Old Herb, New Tricks

Ginseng, a long-revered energy booster, helps blood sugar too.

By Lisa James

July/August 2006

If there’s any herb with an exotic cachet, it’s ginseng. This elusive prize has drawn ’seng hunters deep into the cool northern forests in which it thrives; in China ginseng was thought to morph into a person or bird to evade capture. The enchanted root has also sparked commerce—it was the first major US export to the East—as well as conflict, with the fortunes of empires rising and falling on the ginseng trade.

Ginseng fever has been fueled by a near-reverential awe for the plant’s medicinal properties. Chinese healers describe ginseng as a warming “emperor” herb for its subtle-yet-powerful ability to harmonize the flow of life-energy, or qi, within the body, and use it to fight fatigue and revive male sexual prowess. Modern botany has recognized the distinctions among ginsengs from different parts of the world by assigning them to separate species; the most famous is Panax ginseng, the “Korean” or “red” variety native to northern Asia. And modern medicine has teased facts about ginseng’s therapeutic value out from the myth—a process that has yielded valuable information on how ginseng can be used today.

Stopping Sugar Surges

The latest word on ginseng is its ability to moderate levels of glucose, or blood sugar—no small feat in an age when glucose-control problems are skyrocketing worldwide. In one study involving 30 people with diabetes, ginseng brought levels of hemoglobin A1C, a standard blood-sugar measure, down into the normal range. (American ginseng, species P. quinquefolius L., has also shown an ability to control glucose.) In addition, researchers have found that ginseng improves the ability of insulin to properly regulate glucose levels, the control mechanism that breaks down in type 2 diabetes.

Ginseng’s ability to help manage blood sugar may be linked to its power to boost mental functioning; British scientists found that ginseng both reduced glucose levels and enhanced performance on a series of math-based tests among healthy young volunteers (Journal of Psychopharmacology 1/9/06). True to its traditional use among older folks, ginseng has also helped improve memory scores among people with stroke-induced dementia and those suffering from the kind of cognitive impairment that often foreshadows Alzheimer’s. In addition, evidence suggests that ginseng’s effects on the brain may extend to protecting it against such relentlessly degenerative ailments as Huntingdon’s disease (Annals of Neurology 5/05).

Extra Energy and More

How can one herb have such wide-ranging benefits? Ginseng is an adaptogen, or a substance that’s able to help the body cope with all sorts of adverse conditions. This explains its nearly universal use as an energy enhancer; in the words of one Russian scientist, it “strengthens and protects the human organism when undergoing severe and/or physical strain.” That may explain why Korean researchers found that ginseng helped volunteers recover from exhaustive exercise (Journal of Sports Medicine and Physical Fitness 6/05).

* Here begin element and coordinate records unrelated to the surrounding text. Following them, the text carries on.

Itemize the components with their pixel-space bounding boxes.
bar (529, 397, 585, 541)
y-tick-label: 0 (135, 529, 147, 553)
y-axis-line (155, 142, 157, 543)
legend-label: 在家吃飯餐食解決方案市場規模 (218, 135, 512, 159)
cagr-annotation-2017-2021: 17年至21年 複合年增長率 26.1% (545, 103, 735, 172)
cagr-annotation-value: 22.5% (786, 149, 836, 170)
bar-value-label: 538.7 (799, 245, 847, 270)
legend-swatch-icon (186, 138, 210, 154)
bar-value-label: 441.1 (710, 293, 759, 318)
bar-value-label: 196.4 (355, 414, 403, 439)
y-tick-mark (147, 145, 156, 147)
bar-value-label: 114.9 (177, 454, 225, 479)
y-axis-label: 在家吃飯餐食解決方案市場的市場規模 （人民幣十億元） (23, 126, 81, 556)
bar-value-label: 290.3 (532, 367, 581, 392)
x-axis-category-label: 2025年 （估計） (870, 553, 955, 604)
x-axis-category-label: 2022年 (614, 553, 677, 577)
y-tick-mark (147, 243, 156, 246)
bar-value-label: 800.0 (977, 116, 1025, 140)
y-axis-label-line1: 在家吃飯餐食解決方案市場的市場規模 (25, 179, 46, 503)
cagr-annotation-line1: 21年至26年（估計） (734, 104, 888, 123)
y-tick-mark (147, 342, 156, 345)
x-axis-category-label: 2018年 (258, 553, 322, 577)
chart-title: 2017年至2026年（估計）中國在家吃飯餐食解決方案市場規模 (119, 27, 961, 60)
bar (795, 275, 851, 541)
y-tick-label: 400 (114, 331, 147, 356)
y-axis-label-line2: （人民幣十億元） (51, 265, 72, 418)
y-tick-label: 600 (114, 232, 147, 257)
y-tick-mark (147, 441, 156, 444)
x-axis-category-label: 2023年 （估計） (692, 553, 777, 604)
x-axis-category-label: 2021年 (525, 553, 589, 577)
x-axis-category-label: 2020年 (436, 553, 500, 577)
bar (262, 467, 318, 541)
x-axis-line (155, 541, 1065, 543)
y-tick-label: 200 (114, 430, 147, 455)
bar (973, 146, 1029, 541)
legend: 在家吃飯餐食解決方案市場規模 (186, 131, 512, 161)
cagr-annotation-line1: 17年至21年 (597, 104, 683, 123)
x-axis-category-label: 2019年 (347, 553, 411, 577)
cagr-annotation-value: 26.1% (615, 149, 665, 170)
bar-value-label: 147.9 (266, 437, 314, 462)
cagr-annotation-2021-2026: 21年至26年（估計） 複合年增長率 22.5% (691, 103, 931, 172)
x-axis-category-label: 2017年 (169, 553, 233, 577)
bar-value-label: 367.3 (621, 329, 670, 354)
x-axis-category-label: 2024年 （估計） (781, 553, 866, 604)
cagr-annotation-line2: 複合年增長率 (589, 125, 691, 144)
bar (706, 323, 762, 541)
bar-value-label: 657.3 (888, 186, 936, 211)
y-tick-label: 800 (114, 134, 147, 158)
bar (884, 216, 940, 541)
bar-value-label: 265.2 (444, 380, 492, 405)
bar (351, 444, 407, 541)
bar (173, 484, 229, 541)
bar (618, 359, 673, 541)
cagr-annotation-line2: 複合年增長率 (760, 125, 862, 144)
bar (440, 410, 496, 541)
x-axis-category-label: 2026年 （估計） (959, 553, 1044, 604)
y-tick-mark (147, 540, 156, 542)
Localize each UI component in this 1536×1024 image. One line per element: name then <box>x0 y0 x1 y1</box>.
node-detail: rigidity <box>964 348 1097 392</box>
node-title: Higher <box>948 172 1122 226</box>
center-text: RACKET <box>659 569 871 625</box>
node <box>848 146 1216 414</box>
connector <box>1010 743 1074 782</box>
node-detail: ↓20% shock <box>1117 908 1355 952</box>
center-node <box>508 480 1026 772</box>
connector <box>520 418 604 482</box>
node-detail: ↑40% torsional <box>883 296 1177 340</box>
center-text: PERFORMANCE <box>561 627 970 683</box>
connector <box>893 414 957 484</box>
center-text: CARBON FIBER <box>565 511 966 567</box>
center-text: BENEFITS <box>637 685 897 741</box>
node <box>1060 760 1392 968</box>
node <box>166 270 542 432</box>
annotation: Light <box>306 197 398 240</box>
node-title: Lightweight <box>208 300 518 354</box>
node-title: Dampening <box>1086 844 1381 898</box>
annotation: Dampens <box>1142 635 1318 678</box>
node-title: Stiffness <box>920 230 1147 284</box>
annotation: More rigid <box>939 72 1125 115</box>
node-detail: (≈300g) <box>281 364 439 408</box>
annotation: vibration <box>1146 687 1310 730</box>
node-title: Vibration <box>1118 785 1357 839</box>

Ginseng may even help fight cancer. Tumors often grow their own blood vessels; ginseng can help hamper this process. It may also ease the nausea associated with chemotherapy.

As with any herb, it pays to consult with a trained herbalist before using ginseng. Some authorities suggest not taking it with coffee to avoid digestive upset.

Nowadays, you don’t have to forage in forests for ginseng treasure. But this fascinating herb just might give you the lift you need to blaze your own trail through life.